Beethoven Frieze (plate 5, center wall): The Hostile Powers
Gustav Klimt·1901
Historical Context
The fifth plate of the Beethoven Frieze's centre wall belongs to the section depicting the hostile powers — the forces opposing humanity's yearning for happiness in Klimt's visual interpretation of Wagner's reading of Beethoven. This plate is part of the most psychologically intense section of the entire frieze, with figures representing death, madness, and excess deployed in a visual programme of deliberate discomfort. The contrast between the aspirational mood of the left wall and the disturbing imagery of the centre wall was central to the frieze's emotional structure.
Technical Analysis
The hostile powers plate employs Klimt's most confrontational imagery — grotesque bodies, serpentine forms, and ornamental horror rather than ornamental beauty. The visual contrast with the aspirational floating figures of the left wall is deliberate and dramatic, establishing the obstacle between desire and fulfillment.
Look Closer
- ◆This plate contains the main figural grouping of the hostile powers: Unchastity, Lasciviousness, and Intemperance rendered as three female nudes in close proximity.
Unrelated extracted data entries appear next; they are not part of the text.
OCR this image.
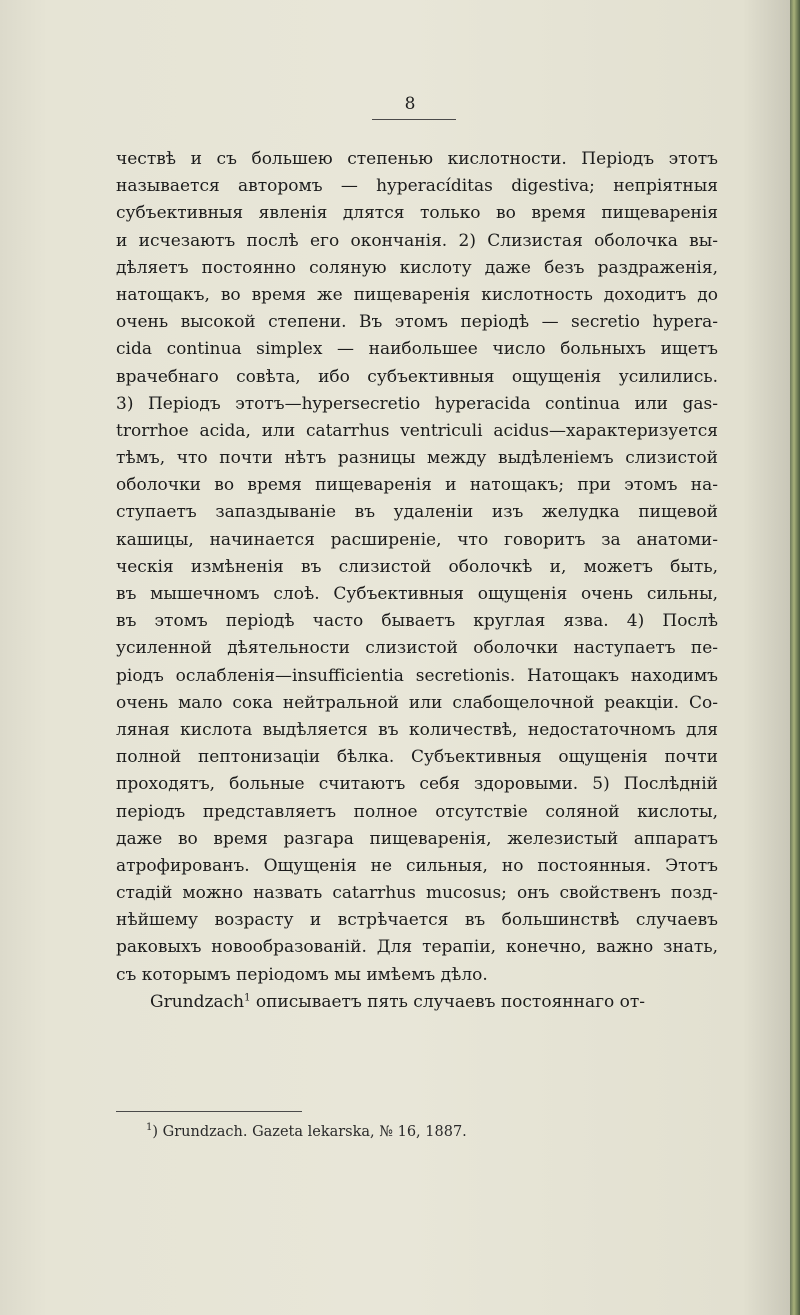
8
чествѣ и съ большею степенью кислотности. Періодъ этотъ
называется авторомъ — hyperacíditas digestiva; непріятныя
субъективныя явленія длятся только во время пищеваренія
и исчезаютъ послѣ его окончанія. 2) Слизистая оболочка вы-
дѣляетъ постоянно соляную кислоту даже безъ раздраженія,
натощакъ, во время же пищеваренія кислотность доходитъ до
очень высокой степени. Въ этомъ періодѣ — secretio hypera-
cida continua simplex — наибольшее число больныхъ ищетъ
врачебнаго совѣта, ибо субъективныя ощущенія усилились.
3) Періодъ этотъ—hypersecretio hyperacida continua или gas-
trorrhoe acida, или catarrhus ventriculi acidus—характеризуется
тѣмъ, что почти нѣтъ разницы между выдѣленіемъ слизистой
оболочки во время пищеваренія и натощакъ; при этомъ на-
ступаетъ запаздываніе въ удаленіи изъ желудка пищевой
кашицы, начинается расширеніе, что говоритъ за анатоми-
ческія измѣненія въ слизистой оболочкѣ и, можетъ быть,
въ мышечномъ слоѣ. Субъективныя ощущенія очень сильны,
въ этомъ періодѣ часто бываетъ круглая язва. 4) Послѣ
усиленной дѣятельности слизистой оболочки наступаетъ пе-
ріодъ ослабленія—insufficientia secretionis. Натощакъ находимъ
очень мало сока нейтральной или слабощелочной реакціи. Со-
ляная кислота выдѣляется въ количествѣ, недостаточномъ для
полной пептонизаціи бѣлка. Субъективныя ощущенія почти
проходятъ, больные считаютъ себя здоровыми. 5) Послѣдній
періодъ представляетъ полное отсутствіе соляной кислоты,
даже во время разгара пищеваренія, железистый аппаратъ
атрофированъ. Ощущенія не сильныя, но постоянныя. Этотъ
стадій можно назвать catarrhus mucosus; онъ свойственъ позд-
нѣйшему возрасту и встрѣчается въ большинствѣ случаевъ
раковыхъ новообразованій. Для терапіи, конечно, важно знать,
съ которымъ періодомъ мы имѣемъ дѣло.
Grundzach$^1$ описываетъ пять случаевъ постояннаго от-
$^1$) Grundzach. Gazeta lekarska, № 16, 1887.
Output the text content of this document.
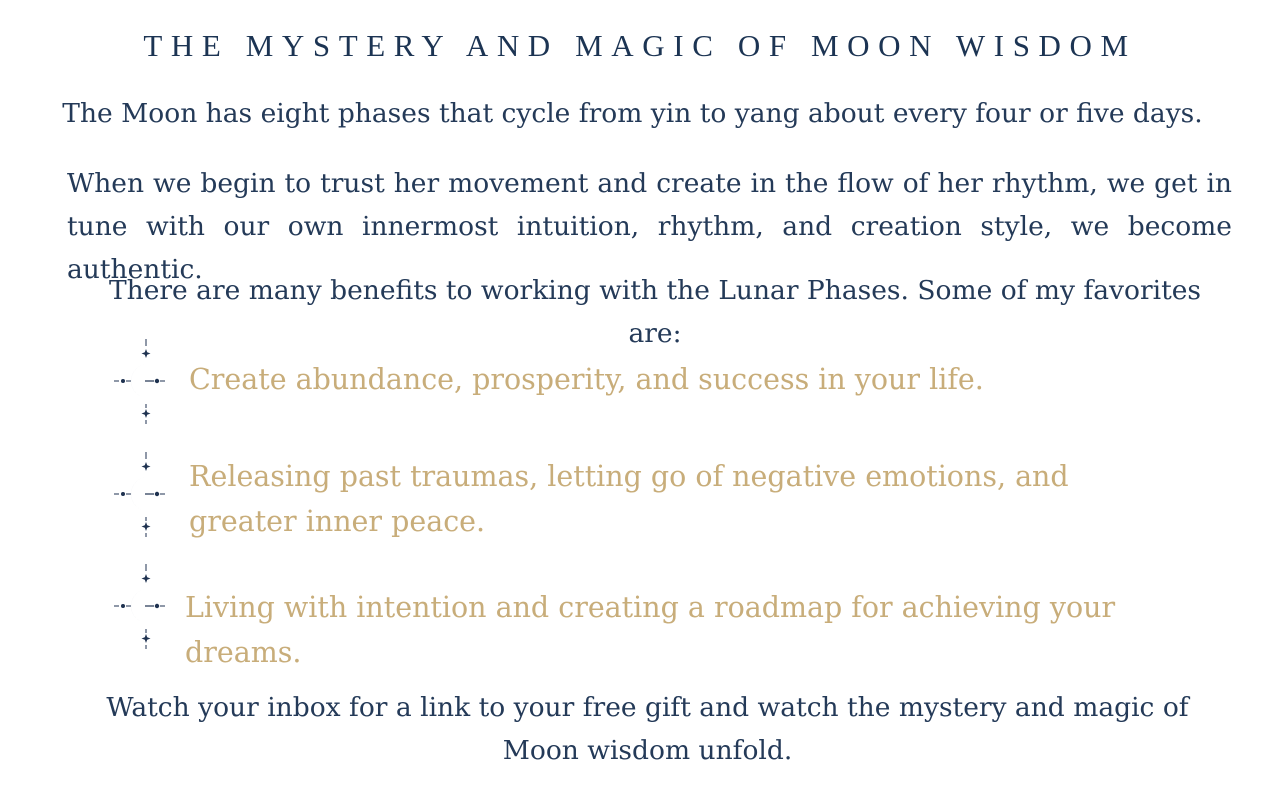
THE MYSTERY AND MAGIC OF MOON WISDOM

The Moon has eight phases that cycle from yin to yang about every four or five days.

When we begin to trust her movement and create in the flow of her rhythm, we get in tune with our own innermost intuition, rhythm, and creation style, we become authentic.

There are many benefits to working with the Lunar Phases. Some of my favorites are:

Create abundance, prosperity, and success in your life.

Releasing past traumas, letting go of negative emotions, and greater inner peace.

Living with intention and creating a roadmap for achieving your dreams.

Watch your inbox for a link to your free gift and watch the mystery and magic of Moon wisdom unfold.
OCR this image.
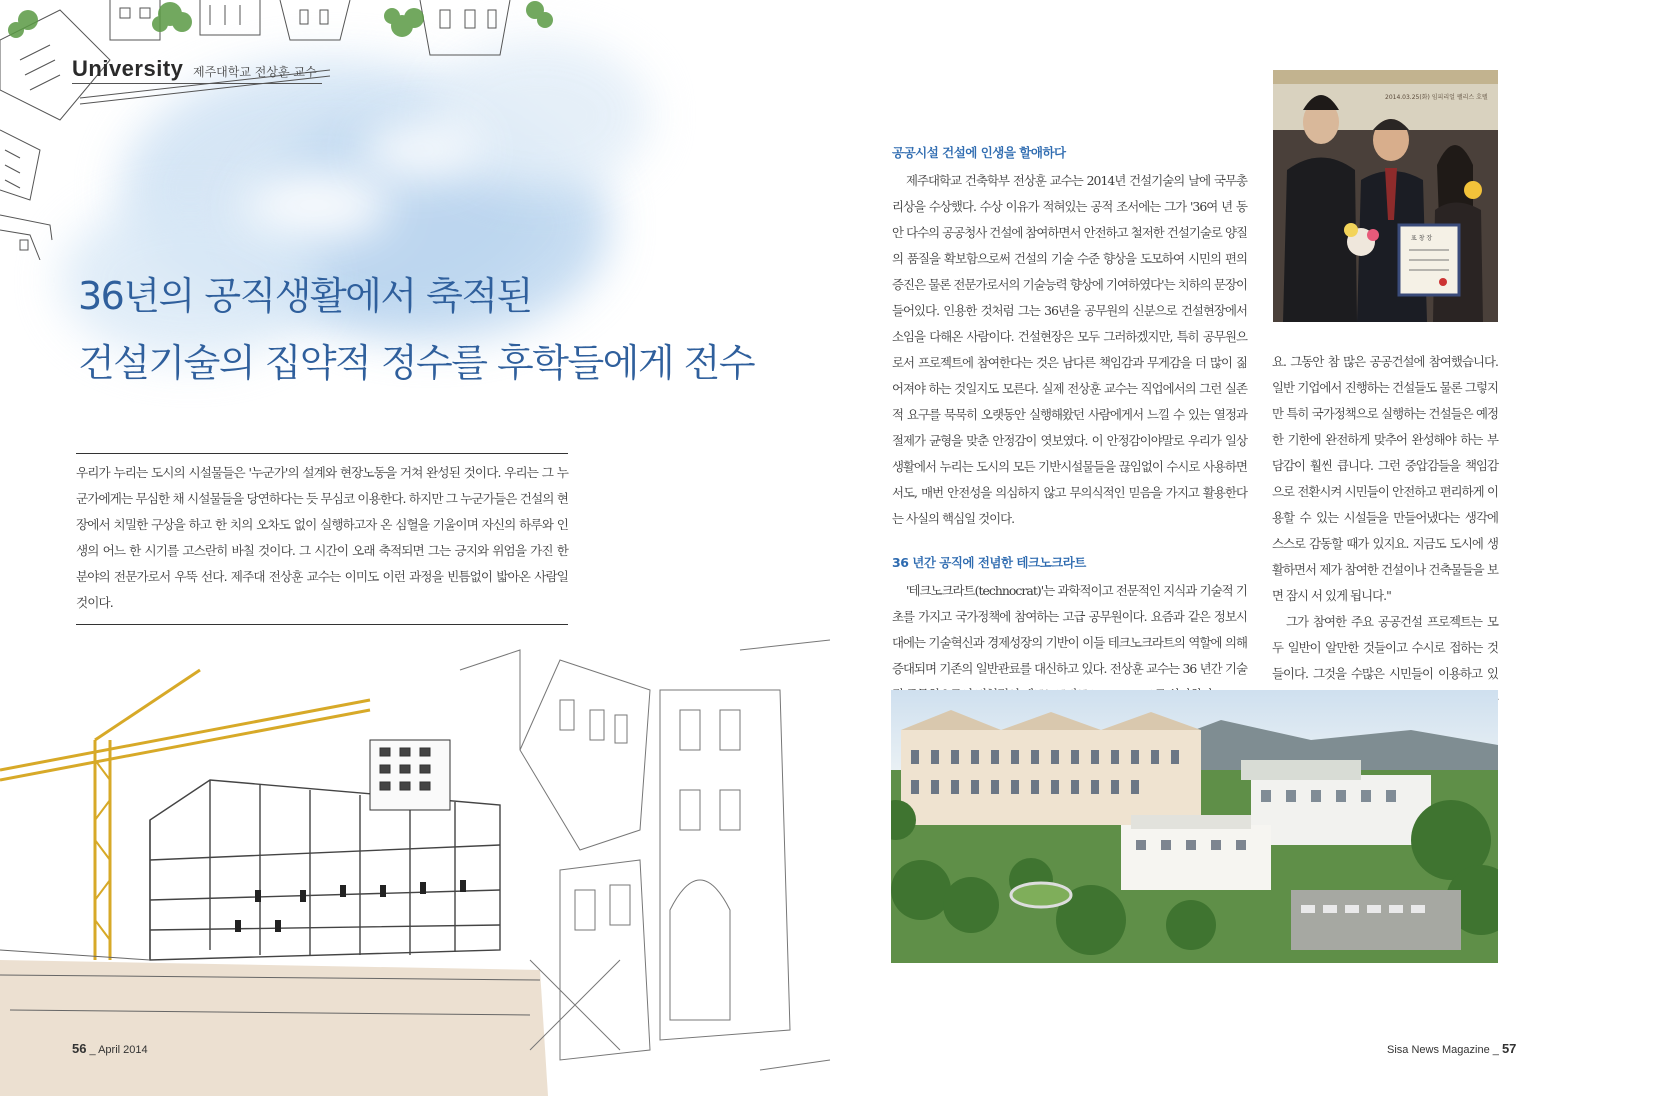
University 제주대학교 전상훈 교수
36년의 공직생활에서 축적된
건설기술의 집약적 정수를 후학들에게 전수

우리가 누리는 도시의 시설물들은 '누군가'의 설계와 현장노동을 거쳐 완성된 것이다. 우리는 그 누군가에게는 무심한 채 시설물들을 당연하다는 듯 무심코 이용한다. 하지만 그 누군가들은 건설의 현장에서 치밀한 구상을 하고 한 치의 오차도 없이 실행하고자 온 심혈을 기울이며 자신의 하루와 인생의 어느 한 시기를 고스란히 바칠 것이다. 그 시간이 오래 축적되면 그는 긍지와 위엄을 가진 한 분야의 전문가로서 우뚝 선다. 제주대 전상훈 교수는 이미도 이런 과정을 빈틈없이 밟아온 사람일 것이다.

56 _ April 2014
2014.03.25(화) 임피리얼 팰리스 호텔
표 창 장

공공시설 건설에 인생을 할애하다

제주대학교 건축학부 전상훈 교수는 2014년 건설기술의 날에 국무총리상을 수상했다. 수상 이유가 적혀있는 공적 조서에는 그가 '36여 년 동안 다수의 공공청사 건설에 참여하면서 안전하고 철저한 건설기술로 양질의 품질을 확보함으로써 건설의 기술 수준 향상을 도모하여 시민의 편의 증진은 물론 전문가로서의 기술능력 향상에 기여하였다'는 치하의 문장이 들어있다. 인용한 것처럼 그는 36년을 공무원의 신분으로 건설현장에서 소임을 다해온 사람이다. 건설현장은 모두 그러하겠지만, 특히 공무원으로서 프로젝트에 참여한다는 것은 남다른 책임감과 무게감을 더 많이 짊어져야 하는 것일지도 모른다. 실제 전상훈 교수는 직업에서의 그런 실존적 요구를 묵묵히 오랫동안 실행해왔던 사람에게서 느낄 수 있는 열정과 절제가 균형을 맞춘 안정감이 엿보였다. 이 안정감이야말로 우리가 일상생활에서 누리는 도시의 모든 기반시설물들을 끊임없이 수시로 사용하면서도, 매번 안전성을 의심하지 않고 무의식적인 믿음을 가지고 활용한다는 사실의 핵심일 것이다.

36 년간 공직에 전념한 테크노크라트

'테크노크라트(technocrat)'는 과학적이고 전문적인 지식과 기술적 기초를 가지고 국가정책에 참여하는 고급 공무원이다. 요즘과 같은 정보시대에는 기술혁신과 경제성장의 기반이 이들 테크노크라트의 역할에 의해 증대되며 기존의 일반관료를 대신하고 있다. 전상훈 교수는 36 년간 기술

요. 그동안 참 많은 공공건설에 참여했습니다. 일반 기업에서 진행하는 건설들도 물론 그렇지만 특히 국가정책으로 실행하는 건설들은 예정한 기한에 완전하게 맞추어 완성해야 하는 부담감이 훨씬 큽니다. 그런 중압감들을 책임감으로 전환시켜 시민들이 안전하고 편리하게 이용할 수 있는 시설들을 만들어냈다는 생각에 스스로 감동할 때가 있지요. 지금도 도시에 생활하면서 제가 참여한 건설이나 건축물들을 보면 잠시 서 있게 됩니다."

그가 참여한 주요 공공건설 프로젝트는 모두 일반이 알만한 것들이고 수시로 접하는 것들이다. 그것을 수많은 시민들이 이용하고 있

Sisa News Magazine _ 57
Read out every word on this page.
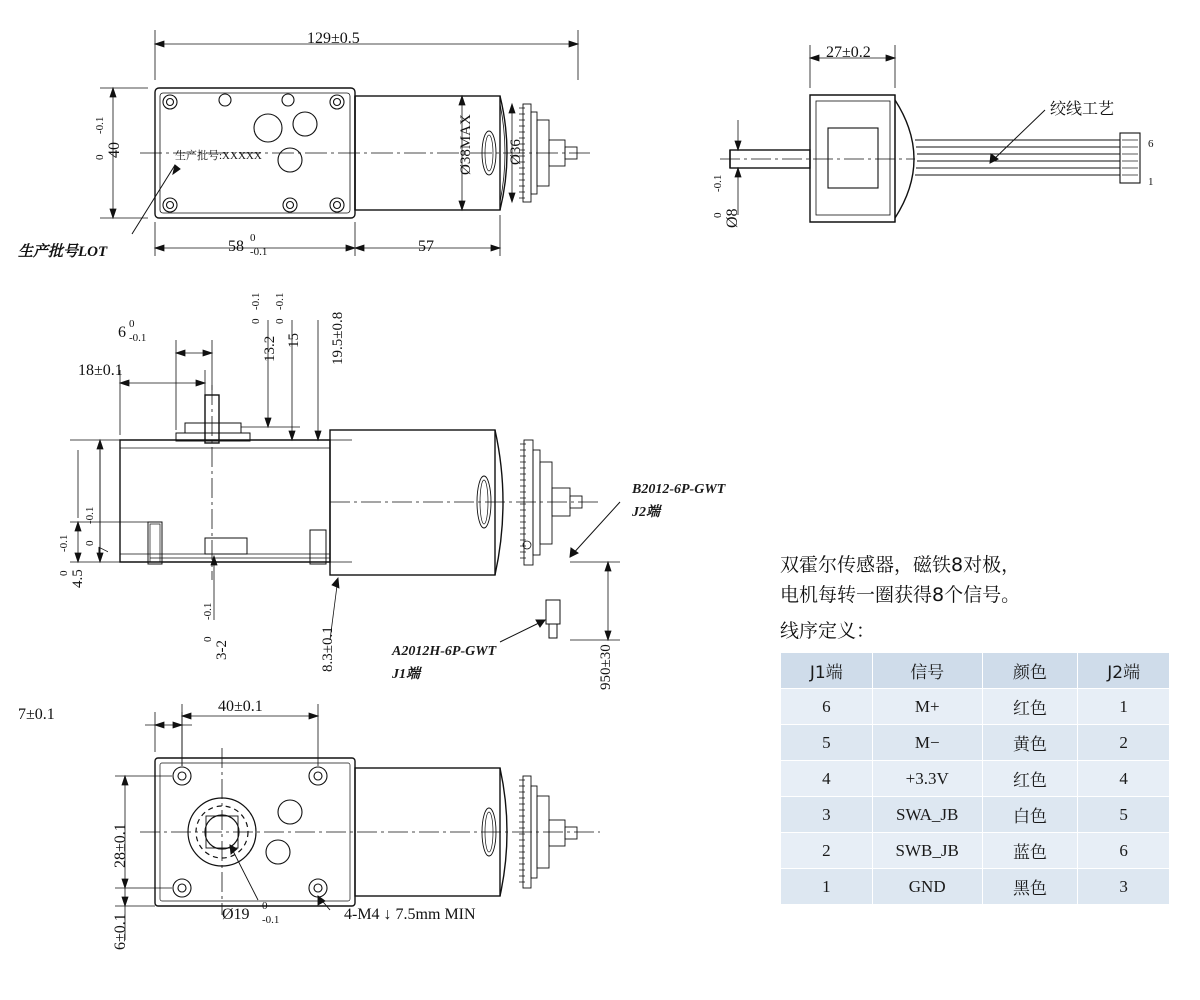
129±0.5
40
0
-0.1
58 0
-0.1	57
Ø38MAX Ø36
生产批号:XXXXX
生产批号LOT
27±0.2
Ø8
0
-0.1
绞线工艺
6
1
18±0.1
6 0
-0.1	13.2
0
-0.1
15
0
-0.1
19.5±0.8
4.5
0
-0.1 7
0
-0.1
3-2
0
-0.1
8.3±0.1	950±30
B2012-6P-GWT
J2端
A2012H-6P-GWT
J1端
7±0.1	40±0.1
28±0.1
6±0.1	Ø19 0
-0.1	4-M4 ↓ 7.5mm MIN
双霍尔传感器，磁铁8对极，
电机每转一圈获得8个信号。
线序定义：
J1端	信号	颜色	J2端
6	M+	红色	1
5	M−	黄色	2
4	+3.3V	红色	4
3	SWA_JB	白色	5
2	SWB_JB	蓝色	6
1	GND	黑色	3
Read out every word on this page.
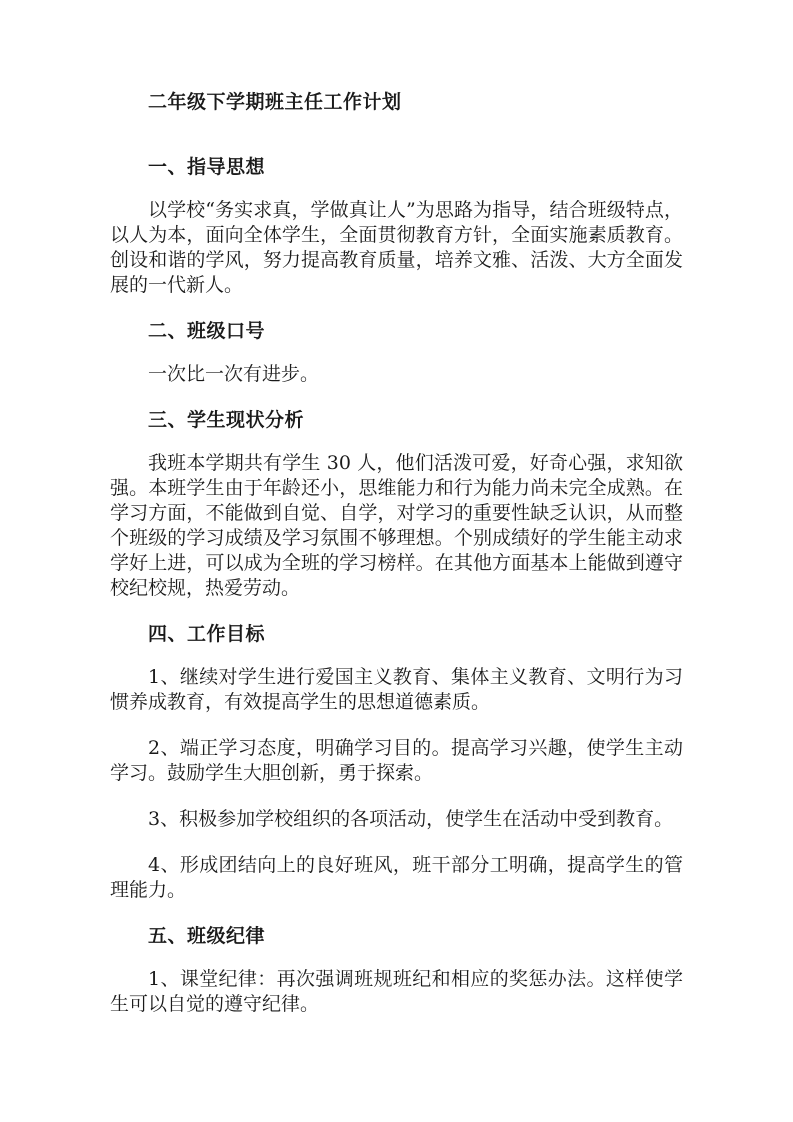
二年级下学期班主任工作计划
一、指导思想

以学校“务实求真，学做真让人”为思路为指导，结合班级特点，以人为本，面向全体学生，全面贯彻教育方针，全面实施素质教育。创设和谐的学风，努力提高教育质量，培养文雅、活泼、大方全面发展的一代新人。

二、班级口号

一次比一次有进步。

三、学生现状分析

我班本学期共有学生 30 人，他们活泼可爱，好奇心强，求知欲强。本班学生由于年龄还小，思维能力和行为能力尚未完全成熟。在学习方面，不能做到自觉、自学，对学习的重要性缺乏认识，从而整个班级的学习成绩及学习氛围不够理想。个别成绩好的学生能主动求学好上进，可以成为全班的学习榜样。在其他方面基本上能做到遵守校纪校规，热爱劳动。

四、工作目标

1、继续对学生进行爱国主义教育、集体主义教育、文明行为习惯养成教育，有效提高学生的思想道德素质。

2、端正学习态度，明确学习目的。提高学习兴趣，使学生主动学习。鼓励学生大胆创新，勇于探索。

3、积极参加学校组织的各项活动，使学生在活动中受到教育。

4、形成团结向上的良好班风，班干部分工明确，提高学生的管理能力。

五、班级纪律

1、课堂纪律：再次强调班规班纪和相应的奖惩办法。这样使学生可以自觉的遵守纪律。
- ◆Their bodies are painted with deliberate anatomical distortion — swollen, slack, or emaciated — to convey moral degeneracy through physical form.
- ◆Klimt applies heavier gold leaf here than on the yearning sections, making the hostile forces seductively beautiful even as they represent moral corruption.
- ◆The dense press of figures with overlapping limbs and heads creates a claustrophobic compression that contrasts with the airy spacing of the yearning scenes.